In Mother Jones, David Corn shows the state of play between the Central Intelligence Agency and the senate committee that is responsible for oversight of the CIA:
Sen. Dianne Feinstein (D-Calif.), the chair of the Senate intelligence committee, took to the Senate floor and accused the CIA of spying on committee investigators tasked with probing the agency’s past use of harsh interrogation techniques (a.k.a. torture) and detention. Feinstein was responding to recent media stories reporting that the CIA had accessed computers used by intelligence committee staffers working on the committee’s investigation. The computers were set up by the CIA in a locked room in a secure facility separate from its headquarters, and CIA documents relevant to the inquiry were placed on these computers for the Senate investigators. But, it turns out, the Senate sleuths had also uncovered an internal CIA memo reviewing the interrogation program that had not been turned over by the agency. This document was far more critical of the interrogation program than the CIA’s official rebuttal to a still-classified, 6,300-page Senate intelligence committee report that slams it, and the CIA wanted to find out how the Senate investigators had gotten their mitts on this damaging memo.
The CIA’s infiltration of the Senate’s torture probe was a possible constitutional violation and perhaps a criminal one, too. The agency’s inspector general and the Justice Department have begun inquiries. And as the story recently broke, CIA sources — no names, please — told reporters that the real issue was whether the Senate investigators had hacked the CIA to obtain the internal review. Readers of the few newspaper stories on all this did not have to peer too far between the lines to discern a classic Washington battle was under way between Langley and Capitol Hill.
So here we have the person assigned the duty of guaranteeing that the intelligence establishment functions effectively and appropriately, and she cannot get information about how the CIA meddled in one of her own investigations. This is a serious breakdown. And by the way, Feinstein has still not succeeded in forcing the CIA to declassify her committee’s massive report on the interrogation and detention program.
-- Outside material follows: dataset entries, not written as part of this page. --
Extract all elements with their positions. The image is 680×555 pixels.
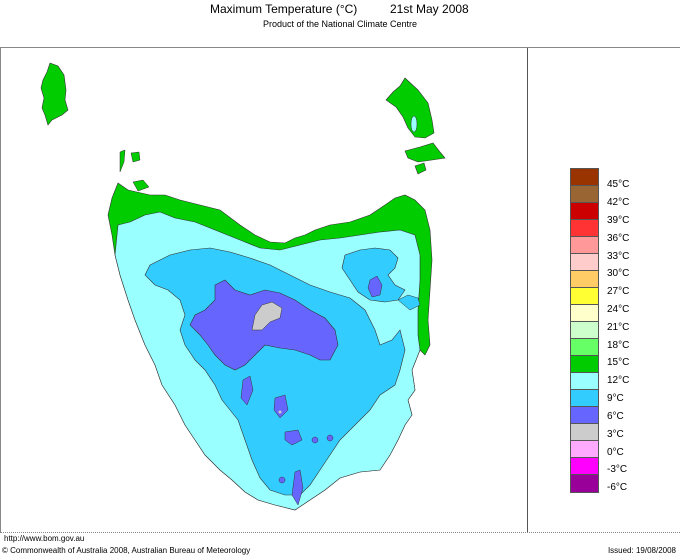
copyright-notice: © Commonwealth of Australia 2008, Austra… xyxy=(2,546,251,555)
legend-label: 33°C xyxy=(607,251,630,262)
legend-label: 24°C xyxy=(607,304,630,315)
legend-swatch xyxy=(571,186,598,203)
legend-label: -3°C xyxy=(607,464,628,475)
map-date: 21st May 2008 xyxy=(390,2,469,16)
issued-date: Issued: 19/08/2008 xyxy=(607,546,676,555)
region-6c-northeast xyxy=(341,247,406,303)
legend-swatch xyxy=(571,339,598,356)
legend-label: 27°C xyxy=(607,286,630,297)
legend-label: 9°C xyxy=(607,393,624,404)
legend-label: 39°C xyxy=(607,215,630,226)
legend-swatch xyxy=(571,220,598,237)
map-title: Maximum Temperature (°C) xyxy=(210,2,358,16)
tasmania-temperature-map xyxy=(40,62,446,511)
legend-label: 45°C xyxy=(607,179,630,190)
legend-swatch xyxy=(571,237,598,254)
legend-swatch xyxy=(571,475,598,492)
legend-label: 42°C xyxy=(607,197,630,208)
legend-swatch xyxy=(571,407,598,424)
region-0c xyxy=(251,301,283,331)
map-subtitle: Product of the National Climate Centre xyxy=(262,19,418,29)
chart-header: Maximum Temperature (°C) 21st May 2008 xyxy=(0,0,680,18)
legend-frame xyxy=(527,47,680,533)
cape-barren-island xyxy=(404,142,446,163)
flinders-island xyxy=(385,77,435,139)
legend-label: 15°C xyxy=(607,357,630,368)
legend-label: 21°C xyxy=(607,322,630,333)
map-frame xyxy=(0,47,528,533)
legend-label: 12°C xyxy=(607,375,630,386)
legend-swatch xyxy=(571,203,598,220)
legend-label: 36°C xyxy=(607,233,630,244)
legend-swatch xyxy=(571,458,598,475)
legend-swatch xyxy=(571,390,598,407)
legend-swatch xyxy=(571,271,598,288)
source-url[interactable]: http://www.bom.gov.au xyxy=(4,534,85,543)
legend-swatch xyxy=(571,424,598,441)
legend-label: 18°C xyxy=(607,340,630,351)
legend-swatch xyxy=(571,305,598,322)
legend-swatch xyxy=(571,373,598,390)
temperature-legend: 45°C 42°C 39°C 36°C 33°C 30°C 27°C 24°C … xyxy=(570,168,629,493)
legend-label: 6°C xyxy=(607,411,624,422)
legend-swatch xyxy=(571,322,598,339)
legend-swatch xyxy=(571,254,598,271)
king-island xyxy=(40,62,69,126)
legend-label: 3°C xyxy=(607,429,624,440)
legend-swatch xyxy=(571,288,598,305)
legend-swatch xyxy=(571,169,598,186)
legend-color-bar xyxy=(570,168,599,493)
legend-label: 30°C xyxy=(607,268,630,279)
legend-label: 0°C xyxy=(607,447,624,458)
legend-swatch xyxy=(571,441,598,458)
legend-swatch xyxy=(571,356,598,373)
legend-label: -6°C xyxy=(607,482,628,493)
Here is how she summed up the current state of play:
If the Senate can declassify this report, we will be able to ensure that an un-American, brutal program of detention and interrogation will never again be considered or permitted. But, Mr. President, the recent actions that I have just laid out make this a defining moment for the oversight of our intelligence committee. How Congress and how this will be resolved will show whether the intelligence committee can be effective in monitoring and investigating our nation’s intelligence activities or whether our work can be thwarted by those we oversee.
What Feinstein didn’t say — but it’s surely implied — is that without effective monitoring, secret government cannot be justified in a democracy. This is indeed a defining moment. It’s a big deal for President Barack Obama, who, as is often noted in these situations, once upon a time taught constitutional law. Feinstein has ripped open a scab to reveal a deep wound that has been festering for decades. The president needs to respond in a way that demonstrates he is serious about making the system work and restoring faith in the oversight of the intelligence establishment. This is more than a spies-versus-pols DC turf battle. It is a constitutional crisis.